Verse 5: It is not "rude". Love does not demand its own way. Love is not irritable (I can have trouble with this one; especially if I'm not feeling well), and keeps no record of when it has been wronged." Phillips: "Love has good manners and does not pursue selfish advantage. It is not touchy. It does not keep account of evil..." A couple thoughts from William Barclay: "When we lose our tempers, we lose everything..." (Paul wrote that it also gives a "foothold to the devil, Ephesians 4: 26,27). Barclay continues: "One of the great arts in life is to learn to forget...Christian love has learned the great lesson of forgetting" (Barclay, The Daily Study Bible Series, the Letters to the Christians, P. 122). As a child I used to hear one of my grandmothers say against someone: "Well, I'll forgive, but I won't forget!" The tone of her voice always sounded like she hadn't forgiven either.

Verse 6: "It is never glad about injustice, but rejoices whenever the truth wins out." Phillips: Love does not "gloat over the wickedness of other people. On the contrary, it is glad with all good men when truth prevails." Prior writes: "We can fall into the trap of rejoicing, not in what is good and true, but what is murky and sordid...That is the reverse of love, which longs to see others stand and grow, which is saddened and hurt when another is defeated: (ibid. p 232). "Lord, help me not to diminish others by the way I think and speak about them but rather help me to see the potential good in them and help to bring it out. Help me to find a way of being constructive, Prior observes: "It is often true that we make people what we believe them to be: (ibid. p. 123).

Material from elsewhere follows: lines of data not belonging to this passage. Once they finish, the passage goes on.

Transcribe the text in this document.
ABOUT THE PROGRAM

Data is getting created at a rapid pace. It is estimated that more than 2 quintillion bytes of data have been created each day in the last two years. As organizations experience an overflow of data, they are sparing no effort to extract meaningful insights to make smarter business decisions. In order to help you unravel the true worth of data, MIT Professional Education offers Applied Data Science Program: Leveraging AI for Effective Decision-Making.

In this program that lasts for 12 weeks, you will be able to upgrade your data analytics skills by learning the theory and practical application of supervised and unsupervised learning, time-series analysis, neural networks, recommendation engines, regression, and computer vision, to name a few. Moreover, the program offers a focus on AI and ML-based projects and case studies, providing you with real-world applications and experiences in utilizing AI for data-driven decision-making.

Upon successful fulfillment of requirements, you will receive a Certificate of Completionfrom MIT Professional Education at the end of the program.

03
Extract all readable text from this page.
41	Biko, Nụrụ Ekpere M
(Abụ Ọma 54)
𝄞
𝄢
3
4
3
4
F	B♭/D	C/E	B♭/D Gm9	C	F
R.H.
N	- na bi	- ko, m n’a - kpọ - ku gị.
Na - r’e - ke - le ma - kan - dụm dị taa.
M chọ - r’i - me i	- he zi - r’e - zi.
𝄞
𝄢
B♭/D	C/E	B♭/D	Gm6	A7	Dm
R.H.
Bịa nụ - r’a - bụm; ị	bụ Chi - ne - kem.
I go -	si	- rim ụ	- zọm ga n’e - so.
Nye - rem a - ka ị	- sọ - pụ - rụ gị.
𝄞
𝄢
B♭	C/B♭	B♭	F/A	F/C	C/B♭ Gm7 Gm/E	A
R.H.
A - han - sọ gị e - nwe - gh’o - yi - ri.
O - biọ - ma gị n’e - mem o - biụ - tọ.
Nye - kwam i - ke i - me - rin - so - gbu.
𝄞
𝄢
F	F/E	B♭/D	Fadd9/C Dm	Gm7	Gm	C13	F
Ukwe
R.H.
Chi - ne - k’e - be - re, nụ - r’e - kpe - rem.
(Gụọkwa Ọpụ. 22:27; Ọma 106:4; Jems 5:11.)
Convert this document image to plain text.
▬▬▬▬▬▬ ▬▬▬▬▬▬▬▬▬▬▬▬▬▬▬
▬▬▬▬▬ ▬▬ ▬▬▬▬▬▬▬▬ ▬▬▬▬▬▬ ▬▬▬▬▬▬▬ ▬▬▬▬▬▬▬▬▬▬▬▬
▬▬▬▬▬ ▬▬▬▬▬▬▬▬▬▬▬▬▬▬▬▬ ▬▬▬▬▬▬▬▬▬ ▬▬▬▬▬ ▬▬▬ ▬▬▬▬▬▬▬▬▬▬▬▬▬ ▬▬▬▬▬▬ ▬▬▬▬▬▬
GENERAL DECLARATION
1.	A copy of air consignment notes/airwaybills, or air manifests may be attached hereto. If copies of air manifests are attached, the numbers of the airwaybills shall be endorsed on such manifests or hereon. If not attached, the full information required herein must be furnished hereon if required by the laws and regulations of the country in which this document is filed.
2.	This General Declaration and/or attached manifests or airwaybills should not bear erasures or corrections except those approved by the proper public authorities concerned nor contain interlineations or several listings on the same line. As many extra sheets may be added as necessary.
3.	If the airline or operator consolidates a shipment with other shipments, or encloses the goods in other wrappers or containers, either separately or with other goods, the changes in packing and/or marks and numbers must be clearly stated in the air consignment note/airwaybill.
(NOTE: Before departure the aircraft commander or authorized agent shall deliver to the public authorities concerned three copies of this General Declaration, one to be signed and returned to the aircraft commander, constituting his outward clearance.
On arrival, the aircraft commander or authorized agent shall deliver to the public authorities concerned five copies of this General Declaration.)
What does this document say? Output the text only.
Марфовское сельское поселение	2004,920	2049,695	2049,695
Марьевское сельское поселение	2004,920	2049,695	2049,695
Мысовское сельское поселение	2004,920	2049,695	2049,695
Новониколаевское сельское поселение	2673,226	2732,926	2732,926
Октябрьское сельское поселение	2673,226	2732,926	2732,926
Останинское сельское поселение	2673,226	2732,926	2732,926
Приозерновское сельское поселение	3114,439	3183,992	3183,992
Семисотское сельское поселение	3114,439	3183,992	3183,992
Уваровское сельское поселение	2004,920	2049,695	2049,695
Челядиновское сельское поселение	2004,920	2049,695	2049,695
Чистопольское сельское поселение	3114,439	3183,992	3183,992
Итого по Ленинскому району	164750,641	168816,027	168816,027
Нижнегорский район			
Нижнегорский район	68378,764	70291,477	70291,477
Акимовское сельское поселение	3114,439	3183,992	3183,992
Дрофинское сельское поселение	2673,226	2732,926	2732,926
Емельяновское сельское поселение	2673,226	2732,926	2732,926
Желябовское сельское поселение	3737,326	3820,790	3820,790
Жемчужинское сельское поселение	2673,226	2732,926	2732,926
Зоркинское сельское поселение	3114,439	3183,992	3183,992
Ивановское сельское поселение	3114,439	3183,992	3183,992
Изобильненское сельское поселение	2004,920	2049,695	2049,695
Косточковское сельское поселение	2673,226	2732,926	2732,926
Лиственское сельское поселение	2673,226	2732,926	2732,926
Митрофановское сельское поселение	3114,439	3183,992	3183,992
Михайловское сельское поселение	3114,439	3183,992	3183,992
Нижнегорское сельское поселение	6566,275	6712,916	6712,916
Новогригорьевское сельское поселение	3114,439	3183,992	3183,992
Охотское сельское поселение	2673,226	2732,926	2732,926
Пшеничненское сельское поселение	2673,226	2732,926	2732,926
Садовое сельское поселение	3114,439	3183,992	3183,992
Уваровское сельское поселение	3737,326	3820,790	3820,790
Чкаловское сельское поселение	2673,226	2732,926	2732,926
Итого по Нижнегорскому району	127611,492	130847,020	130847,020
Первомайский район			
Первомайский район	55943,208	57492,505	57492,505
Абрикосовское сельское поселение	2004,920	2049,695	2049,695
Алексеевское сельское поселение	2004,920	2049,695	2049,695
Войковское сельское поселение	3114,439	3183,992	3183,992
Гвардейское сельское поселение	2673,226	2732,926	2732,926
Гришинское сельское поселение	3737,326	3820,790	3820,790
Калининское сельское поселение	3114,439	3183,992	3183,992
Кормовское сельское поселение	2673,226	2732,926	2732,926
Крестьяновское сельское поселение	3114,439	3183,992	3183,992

Verse 7: "Love never gives up, never loses faith, is always hopeful, and endures through every circumstance." Phillips: "Love knows no limit to its endurance, no end to its trust, no fading of its hope; it can outlast anything." Prior writes: "...love enables us to exercise a strong assurance that, however black it seems, God has not lost his way and has for us "a future and a hope" (ibid. p. 232).

Verse 8a: Love will last forever. Phillips has it: "It is in fact the one thing that still stands when all else has fallen. "Patient and kind, Patient and kind, Patient and kind..." Are you with me?